To do this, we compare multiple simulations with different inputs
using screen_simulation_inputs()
. This function takes the
same inputs as do_nmb_sim()
but can take a vector of inputs
rather than only a single value. Here, we pass vectors for both the
sim_auc
and the event_rate
.
We run the simulations in parallel by creating a cluster and passing
this as an argument. This can also be done to do_nmb_sim()
in the same way. This can take some time — the fewer cores used, the
longer it takes.

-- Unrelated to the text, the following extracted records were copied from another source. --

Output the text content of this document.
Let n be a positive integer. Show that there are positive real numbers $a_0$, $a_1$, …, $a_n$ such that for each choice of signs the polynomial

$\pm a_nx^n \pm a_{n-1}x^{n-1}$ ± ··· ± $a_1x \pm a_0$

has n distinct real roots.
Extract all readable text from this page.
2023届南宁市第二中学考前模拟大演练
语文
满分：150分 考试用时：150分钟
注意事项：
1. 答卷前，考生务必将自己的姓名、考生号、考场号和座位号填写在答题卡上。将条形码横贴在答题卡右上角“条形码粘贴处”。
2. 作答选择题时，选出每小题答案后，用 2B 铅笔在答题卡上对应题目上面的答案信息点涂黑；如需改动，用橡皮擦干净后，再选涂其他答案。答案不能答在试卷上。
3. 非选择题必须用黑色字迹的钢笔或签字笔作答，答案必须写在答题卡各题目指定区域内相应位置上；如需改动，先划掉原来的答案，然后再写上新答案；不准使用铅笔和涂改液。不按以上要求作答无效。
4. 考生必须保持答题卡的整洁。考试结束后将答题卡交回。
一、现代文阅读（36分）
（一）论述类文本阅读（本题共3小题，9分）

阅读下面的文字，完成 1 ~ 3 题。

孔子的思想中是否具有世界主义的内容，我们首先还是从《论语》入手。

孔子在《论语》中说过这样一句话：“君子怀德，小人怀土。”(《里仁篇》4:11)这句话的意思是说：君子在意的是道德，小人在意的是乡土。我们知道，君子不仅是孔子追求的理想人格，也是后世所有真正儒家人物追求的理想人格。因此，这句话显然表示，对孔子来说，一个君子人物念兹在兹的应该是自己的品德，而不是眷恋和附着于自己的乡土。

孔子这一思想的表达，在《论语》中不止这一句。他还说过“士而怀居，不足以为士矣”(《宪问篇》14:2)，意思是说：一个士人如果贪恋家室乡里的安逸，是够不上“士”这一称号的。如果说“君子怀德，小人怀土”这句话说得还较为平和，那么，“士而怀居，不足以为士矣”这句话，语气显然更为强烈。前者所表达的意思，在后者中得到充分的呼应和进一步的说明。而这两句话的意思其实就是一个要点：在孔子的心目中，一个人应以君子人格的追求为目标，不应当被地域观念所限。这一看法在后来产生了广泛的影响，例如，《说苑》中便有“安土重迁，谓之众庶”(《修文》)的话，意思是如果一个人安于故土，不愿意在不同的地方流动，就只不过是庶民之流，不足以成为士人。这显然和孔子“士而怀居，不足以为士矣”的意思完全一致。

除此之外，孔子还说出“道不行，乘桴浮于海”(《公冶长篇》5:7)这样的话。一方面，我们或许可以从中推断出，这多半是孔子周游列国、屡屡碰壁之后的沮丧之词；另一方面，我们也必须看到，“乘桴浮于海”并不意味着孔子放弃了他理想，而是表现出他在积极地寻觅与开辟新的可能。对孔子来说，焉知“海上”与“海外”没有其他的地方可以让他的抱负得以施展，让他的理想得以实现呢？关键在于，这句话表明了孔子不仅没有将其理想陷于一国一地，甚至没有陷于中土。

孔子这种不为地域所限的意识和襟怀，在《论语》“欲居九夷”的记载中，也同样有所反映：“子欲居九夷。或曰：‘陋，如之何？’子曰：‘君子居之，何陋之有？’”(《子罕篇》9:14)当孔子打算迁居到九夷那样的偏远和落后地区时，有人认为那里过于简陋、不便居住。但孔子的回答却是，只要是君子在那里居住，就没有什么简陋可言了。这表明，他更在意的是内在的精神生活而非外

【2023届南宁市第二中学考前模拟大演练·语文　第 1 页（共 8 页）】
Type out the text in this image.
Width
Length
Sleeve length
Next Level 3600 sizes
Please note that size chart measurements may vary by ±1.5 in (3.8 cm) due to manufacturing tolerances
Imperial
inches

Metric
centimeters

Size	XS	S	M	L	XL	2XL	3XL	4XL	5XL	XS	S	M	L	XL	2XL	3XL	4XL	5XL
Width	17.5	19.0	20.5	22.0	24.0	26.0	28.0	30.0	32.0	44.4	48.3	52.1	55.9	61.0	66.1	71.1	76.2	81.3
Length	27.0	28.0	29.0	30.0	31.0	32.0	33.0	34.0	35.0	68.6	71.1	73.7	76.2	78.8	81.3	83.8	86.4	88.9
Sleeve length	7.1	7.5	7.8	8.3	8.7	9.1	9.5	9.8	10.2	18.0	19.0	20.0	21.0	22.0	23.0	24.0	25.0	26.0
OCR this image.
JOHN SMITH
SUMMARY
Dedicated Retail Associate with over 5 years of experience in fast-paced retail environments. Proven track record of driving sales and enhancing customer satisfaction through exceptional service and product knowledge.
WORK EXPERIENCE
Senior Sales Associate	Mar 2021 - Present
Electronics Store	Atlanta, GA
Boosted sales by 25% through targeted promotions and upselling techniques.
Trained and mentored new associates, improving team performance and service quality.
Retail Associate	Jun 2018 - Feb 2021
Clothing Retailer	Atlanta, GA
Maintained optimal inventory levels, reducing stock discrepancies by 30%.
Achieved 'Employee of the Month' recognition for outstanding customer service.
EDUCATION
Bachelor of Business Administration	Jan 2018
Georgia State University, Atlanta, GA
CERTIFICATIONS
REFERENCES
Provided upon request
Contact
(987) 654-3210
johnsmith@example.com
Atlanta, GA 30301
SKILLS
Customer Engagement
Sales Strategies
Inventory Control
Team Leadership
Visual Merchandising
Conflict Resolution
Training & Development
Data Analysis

For more details on running in parallel, see the
parallel
package.
cl <- makeCluster(2)
sim_screen_obj <- screen_simulation_inputs(
n_sims = 500,
n_valid = 10000,
sim_auc = seq(0.7, 0.95, 0.05),
event_rate = c(0.1, 0.2),
fx_nmb_training = nmb_sampler_training,
fx_nmb_evaluation = nmb_sampler,
cutpoint_methods = c("all", "none", "youden", "value_optimising"),
cl = cl
)
stopCluster(cl)
For our hypothetical costed outcome, the classification model when the cutpoint is selected by maximising the Youden index, only outperforms the treat-none strategy when the model has an AUC of about 0.9. This is quite high and may be impossible when the outcome is highly unpredictable. Also, when the event rate is 0.1, rather than 0.2, we are only able the match the treat-none strategy when our model has an AUC of 0.95.